BFAR wants to upgrade assets for stronger monitoring
Bureau of Fisheries and Aquatic Resources (BFAR) wants to implement a massive upgrade on its assets in order to fight Illegal, Unreported, and Unregulated (IUU) fishing.
Drusila Esther Bayate, BFAR Assistant Director for Technical Services, said BFAR is now on the process of hiring more fishing regulation officers to intensify monitoring across the country’s waters.
The agency is likewise asking for additional budget to increase its floating assets such as monitoring control surveillance vessels, which are used to protect Philippine waters from poachers and illegal fishing.
Bayate said the strengthened monitoring is required in the amended fisheries code.
It was in 2015 when the government forged the Implementing Rules and Regulations (IRR) of the amended fisheries code, which was hoped to provide a clear direction in terms of protecting and conserving the country’s marine and aquatic resources.
The IRR lays down the guidelines on the enforcement of various fisheries conservation measures, and specific procedures on how to impose penalties to fishers who commit IUU fishing activities.
“We didn’t have law enforcers before the code was amended so this required a lot of effort.
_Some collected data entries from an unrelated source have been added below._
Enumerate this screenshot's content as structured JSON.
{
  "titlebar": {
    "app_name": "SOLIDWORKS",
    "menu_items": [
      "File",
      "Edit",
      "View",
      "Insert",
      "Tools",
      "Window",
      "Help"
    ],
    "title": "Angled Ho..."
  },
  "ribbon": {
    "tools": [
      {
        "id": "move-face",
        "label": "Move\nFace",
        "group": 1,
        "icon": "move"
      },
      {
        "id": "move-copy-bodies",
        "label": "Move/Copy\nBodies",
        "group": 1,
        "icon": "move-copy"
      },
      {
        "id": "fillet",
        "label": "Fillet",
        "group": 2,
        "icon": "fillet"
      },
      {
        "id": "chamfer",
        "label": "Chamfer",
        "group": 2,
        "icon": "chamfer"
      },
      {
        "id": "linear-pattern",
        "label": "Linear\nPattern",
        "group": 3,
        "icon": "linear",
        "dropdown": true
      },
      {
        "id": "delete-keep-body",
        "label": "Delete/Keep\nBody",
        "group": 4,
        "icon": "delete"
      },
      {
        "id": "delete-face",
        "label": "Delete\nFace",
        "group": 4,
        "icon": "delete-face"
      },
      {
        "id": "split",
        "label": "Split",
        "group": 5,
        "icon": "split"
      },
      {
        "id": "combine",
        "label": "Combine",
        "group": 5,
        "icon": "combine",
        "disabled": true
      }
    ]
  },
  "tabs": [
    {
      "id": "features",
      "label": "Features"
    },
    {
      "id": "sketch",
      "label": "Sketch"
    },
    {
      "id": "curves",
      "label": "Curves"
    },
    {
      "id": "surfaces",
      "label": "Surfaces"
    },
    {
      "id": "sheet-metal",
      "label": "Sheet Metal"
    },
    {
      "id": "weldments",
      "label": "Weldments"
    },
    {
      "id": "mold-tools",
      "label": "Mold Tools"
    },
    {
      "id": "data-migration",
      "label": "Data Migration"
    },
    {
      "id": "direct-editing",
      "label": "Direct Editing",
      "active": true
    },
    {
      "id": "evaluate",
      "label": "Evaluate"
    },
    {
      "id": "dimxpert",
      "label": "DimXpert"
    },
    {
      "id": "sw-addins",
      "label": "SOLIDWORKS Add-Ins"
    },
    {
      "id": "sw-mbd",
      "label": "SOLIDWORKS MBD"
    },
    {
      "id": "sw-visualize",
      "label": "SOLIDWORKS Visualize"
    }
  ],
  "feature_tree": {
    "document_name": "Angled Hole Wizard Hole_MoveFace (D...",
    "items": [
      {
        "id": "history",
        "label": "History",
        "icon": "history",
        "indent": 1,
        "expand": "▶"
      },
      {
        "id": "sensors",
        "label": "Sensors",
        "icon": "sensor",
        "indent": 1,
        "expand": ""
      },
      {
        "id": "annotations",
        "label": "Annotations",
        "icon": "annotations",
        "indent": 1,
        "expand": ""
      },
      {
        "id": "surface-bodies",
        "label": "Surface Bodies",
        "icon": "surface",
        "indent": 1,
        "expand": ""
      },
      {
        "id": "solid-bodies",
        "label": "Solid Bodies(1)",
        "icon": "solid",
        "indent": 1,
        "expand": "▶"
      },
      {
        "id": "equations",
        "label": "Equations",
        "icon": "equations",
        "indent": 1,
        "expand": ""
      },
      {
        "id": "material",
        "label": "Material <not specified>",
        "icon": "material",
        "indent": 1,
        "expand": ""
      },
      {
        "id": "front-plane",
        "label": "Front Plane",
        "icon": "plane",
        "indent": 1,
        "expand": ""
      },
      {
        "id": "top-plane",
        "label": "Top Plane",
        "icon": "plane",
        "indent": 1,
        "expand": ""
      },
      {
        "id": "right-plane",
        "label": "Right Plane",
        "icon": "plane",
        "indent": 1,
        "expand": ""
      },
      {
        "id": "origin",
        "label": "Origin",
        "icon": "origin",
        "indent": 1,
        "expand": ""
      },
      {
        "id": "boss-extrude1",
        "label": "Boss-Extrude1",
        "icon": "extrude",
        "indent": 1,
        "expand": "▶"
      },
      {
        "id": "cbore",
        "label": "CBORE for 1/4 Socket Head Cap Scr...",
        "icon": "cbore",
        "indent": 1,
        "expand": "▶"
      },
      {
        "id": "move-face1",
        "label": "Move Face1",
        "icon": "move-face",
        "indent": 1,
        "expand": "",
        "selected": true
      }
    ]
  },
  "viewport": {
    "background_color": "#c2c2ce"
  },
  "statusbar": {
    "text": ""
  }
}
We are now on the process of re-organization and we are recruiting fishing regulations officers (around 600 more). It is easy to say but in practice, this is hard to pull off,” Bayate said in an interview with reporters.
“We are also on the process of building our floating assets. The ocean is just really too vast,” she added.
As of now, BFAR only has 14 monitoring control surveillance vessels and according to Bayate, they “have all outgrown their use”.